Turn off UUID in sql statements so that Performance insights can aggregate

eweb · August 8, 2024, 9:13am

Quicksight adds a comment with a unique identifier to sql queries. e.g.
/* QuickSight 01456d7b-af4b-4e6f-8fed-30cd97968bdd */ which means that Performance insights fails to aggregate. Is there a way to turn theses comments off?

jayeshrd · August 8, 2024, 10:38am

Hello @eweb, the unique identifiers are added as comments to the query text by design so it cannot be turned off. Can you please elaborate on what performance insights do you refer to?
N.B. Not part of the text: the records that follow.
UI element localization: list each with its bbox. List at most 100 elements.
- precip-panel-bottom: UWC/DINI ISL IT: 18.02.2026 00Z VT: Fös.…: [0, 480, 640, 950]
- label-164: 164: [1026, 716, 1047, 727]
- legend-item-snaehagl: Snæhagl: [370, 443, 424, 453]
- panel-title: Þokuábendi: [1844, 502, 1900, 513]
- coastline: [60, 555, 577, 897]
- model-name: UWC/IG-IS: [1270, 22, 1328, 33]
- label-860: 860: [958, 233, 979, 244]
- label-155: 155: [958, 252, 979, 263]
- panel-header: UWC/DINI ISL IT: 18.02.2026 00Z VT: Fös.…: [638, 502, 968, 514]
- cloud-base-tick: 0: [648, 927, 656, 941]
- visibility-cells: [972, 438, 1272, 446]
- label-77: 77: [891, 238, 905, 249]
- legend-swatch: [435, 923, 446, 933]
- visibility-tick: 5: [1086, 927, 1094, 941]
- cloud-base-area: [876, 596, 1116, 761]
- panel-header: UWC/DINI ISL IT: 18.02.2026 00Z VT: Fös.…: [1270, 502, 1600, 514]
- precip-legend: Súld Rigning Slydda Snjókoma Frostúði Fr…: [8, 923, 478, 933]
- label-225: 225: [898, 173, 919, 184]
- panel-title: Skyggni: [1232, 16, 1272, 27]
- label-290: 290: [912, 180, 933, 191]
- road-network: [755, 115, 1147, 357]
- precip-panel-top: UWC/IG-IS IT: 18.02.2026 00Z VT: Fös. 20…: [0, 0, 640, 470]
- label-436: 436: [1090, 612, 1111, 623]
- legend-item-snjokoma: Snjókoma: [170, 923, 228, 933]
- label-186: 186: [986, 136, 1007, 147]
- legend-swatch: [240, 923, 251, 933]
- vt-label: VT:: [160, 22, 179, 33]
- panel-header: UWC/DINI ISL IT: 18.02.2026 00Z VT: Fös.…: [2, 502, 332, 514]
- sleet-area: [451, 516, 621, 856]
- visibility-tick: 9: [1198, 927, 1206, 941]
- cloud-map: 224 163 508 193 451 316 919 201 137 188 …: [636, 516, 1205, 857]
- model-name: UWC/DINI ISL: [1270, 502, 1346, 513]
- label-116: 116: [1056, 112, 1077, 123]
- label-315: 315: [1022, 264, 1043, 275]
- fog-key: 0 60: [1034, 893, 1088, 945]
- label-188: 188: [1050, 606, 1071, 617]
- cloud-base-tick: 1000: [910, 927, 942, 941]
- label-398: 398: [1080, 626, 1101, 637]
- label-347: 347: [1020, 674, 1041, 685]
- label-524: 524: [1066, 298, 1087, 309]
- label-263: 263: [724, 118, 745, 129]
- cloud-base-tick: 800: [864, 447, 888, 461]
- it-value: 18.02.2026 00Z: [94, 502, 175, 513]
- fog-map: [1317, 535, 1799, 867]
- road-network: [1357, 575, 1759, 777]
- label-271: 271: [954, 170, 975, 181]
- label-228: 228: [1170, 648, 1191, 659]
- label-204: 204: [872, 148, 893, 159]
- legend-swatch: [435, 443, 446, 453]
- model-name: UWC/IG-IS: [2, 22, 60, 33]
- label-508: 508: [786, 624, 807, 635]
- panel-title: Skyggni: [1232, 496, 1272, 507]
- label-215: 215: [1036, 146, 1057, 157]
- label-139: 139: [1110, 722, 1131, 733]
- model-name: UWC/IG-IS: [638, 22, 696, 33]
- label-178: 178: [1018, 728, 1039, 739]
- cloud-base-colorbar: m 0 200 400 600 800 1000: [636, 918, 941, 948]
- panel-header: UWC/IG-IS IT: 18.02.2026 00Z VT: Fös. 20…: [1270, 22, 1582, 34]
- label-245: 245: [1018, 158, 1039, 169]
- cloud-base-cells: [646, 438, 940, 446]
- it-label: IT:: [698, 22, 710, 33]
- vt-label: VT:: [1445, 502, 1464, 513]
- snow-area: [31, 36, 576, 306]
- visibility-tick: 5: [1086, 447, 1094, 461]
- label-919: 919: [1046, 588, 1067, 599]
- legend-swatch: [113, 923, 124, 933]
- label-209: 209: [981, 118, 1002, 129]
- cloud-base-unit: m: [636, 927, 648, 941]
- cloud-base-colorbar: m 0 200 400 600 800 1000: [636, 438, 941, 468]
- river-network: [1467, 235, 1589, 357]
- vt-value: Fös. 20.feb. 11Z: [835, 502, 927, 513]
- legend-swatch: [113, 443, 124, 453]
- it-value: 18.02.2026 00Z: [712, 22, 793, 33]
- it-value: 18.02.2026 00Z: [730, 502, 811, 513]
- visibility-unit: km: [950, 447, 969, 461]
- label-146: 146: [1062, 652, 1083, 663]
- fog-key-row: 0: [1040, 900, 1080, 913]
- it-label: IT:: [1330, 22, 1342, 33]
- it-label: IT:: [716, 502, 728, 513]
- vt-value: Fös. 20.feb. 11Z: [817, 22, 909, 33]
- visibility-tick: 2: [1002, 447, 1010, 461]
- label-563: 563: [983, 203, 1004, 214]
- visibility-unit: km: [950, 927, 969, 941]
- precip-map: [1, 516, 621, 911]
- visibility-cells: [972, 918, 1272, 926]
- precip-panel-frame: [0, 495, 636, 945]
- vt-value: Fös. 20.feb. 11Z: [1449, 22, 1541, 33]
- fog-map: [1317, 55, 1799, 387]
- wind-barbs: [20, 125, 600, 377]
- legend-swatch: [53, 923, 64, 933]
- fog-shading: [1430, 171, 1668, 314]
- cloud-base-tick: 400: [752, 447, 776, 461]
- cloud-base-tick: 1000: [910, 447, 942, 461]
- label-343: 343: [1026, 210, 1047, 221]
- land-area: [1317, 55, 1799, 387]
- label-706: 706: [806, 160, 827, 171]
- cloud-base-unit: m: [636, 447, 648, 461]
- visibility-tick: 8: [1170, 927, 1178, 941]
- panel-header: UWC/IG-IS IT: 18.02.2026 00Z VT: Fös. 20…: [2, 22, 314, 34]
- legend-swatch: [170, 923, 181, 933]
eweb · August 8, 2024, 10:59am

AWS RDS performance insights. It groups similar queries and gives averages. But if all queries are distinct then it is harder to see where performance problems lie. e.g. if I am loading 6 datasets I’d like to see 6 aggregates. But what I see is each statement separately, as below

jayeshrd · August 8, 2024, 2:12pm

You can see aggregated metrics like IngestionInvocationCount, IngestionLatency and IngestionRowCount per data-set in your CloudWatch. For more information see monitoring data in Amazon QuickSight. Let me know if this what you are looking for.

eweb · August 8, 2024, 2:31pm

No it isn’t. We are looking to utilize aws rds performance insights. The unique identifiers in the queries breaks that.

robdhondt · August 8, 2024, 6:26pm

Hi @eweb -

No way to turn this off in QuickSight.

Do you have api / programmatic access? You could use boto3 and python to do this.

https://boto3.amazonaws.com/v1/documentation/api/latest/reference/services/pi.html

Example:

import boto3
import re
from datetime import datetime, timedelta

# Function to strip UUID from QuickSight SQL comments
def strip_uuid_from_query(sql):
    return re.sub(r'/\* QuickSight [0-9a-fA-F-]+ \*/', '', sql)

# Initialize a session using Amazon RDS
client = boto3.client('pi')

# Define your parameters
db_identifier = 'your-db-identifier'
start_time = datetime.utcnow() - timedelta(hours=1)
end_time = datetime.utcnow()
period_in_seconds = 60

# Define the metric query
metric_query = {
    "Metric": "db.sql_tokenized.avg",
    "GroupBy": {
        "Group": "db.sql_tokenized.query",
        "Limit": 10
    }
}

# Get the performance insights data
response = client.get_resource_metrics(
    ServiceType='RDS',
    Identifier=db_identifier,
    StartTime=start_time,
    EndTime=end_time,
    PeriodInSeconds=period_in_seconds,
    MetricQueries=[metric_query]
)

# Process the response
aggregated_data = {}
for metric in response['MetricList']:
    for datapoint in metric['DataPoints']:
        query = strip_uuid_from_query(metric['Key']['Dimensions']['db.sql_tokenized.query'])
        timestamp = datapoint['Timestamp']
        value = datapoint['Value']

        if query not in aggregated_data:
            aggregated_data[query] = []
        aggregated_data[query].append((timestamp, value))

# Print the aggregated data
for query, data_points in aggregated_data.items():
    print(f"Query: {query}")
    for timestamp, value in data_points:
        print(f"  {timestamp}: {value}")

Brett · August 20, 2024, 7:13pm

Hi @eweb,
It’s been awhile since we last heard from you. Were you able to try Rob’s last suggestion or find a different work around for your solution? If not, did you have any additional questions?

If we do not hear back within the next 3 business days, I’ll go ahead and close out this topic.

Thank you!

eweb · August 21, 2024, 9:00am

We use Performance insights to monitor and troubleshooting, the work around won’t work for us. But thanks for the suggestion. It would be nice if your approach was compatible with other AWS products. Feel free to close, but perhaps something for your team to consider in the future.

Brett · August 23, 2024, 3:54pm

Thanks for the response and the suggestion! I’ll mark this as a feature request for make visible to our support team!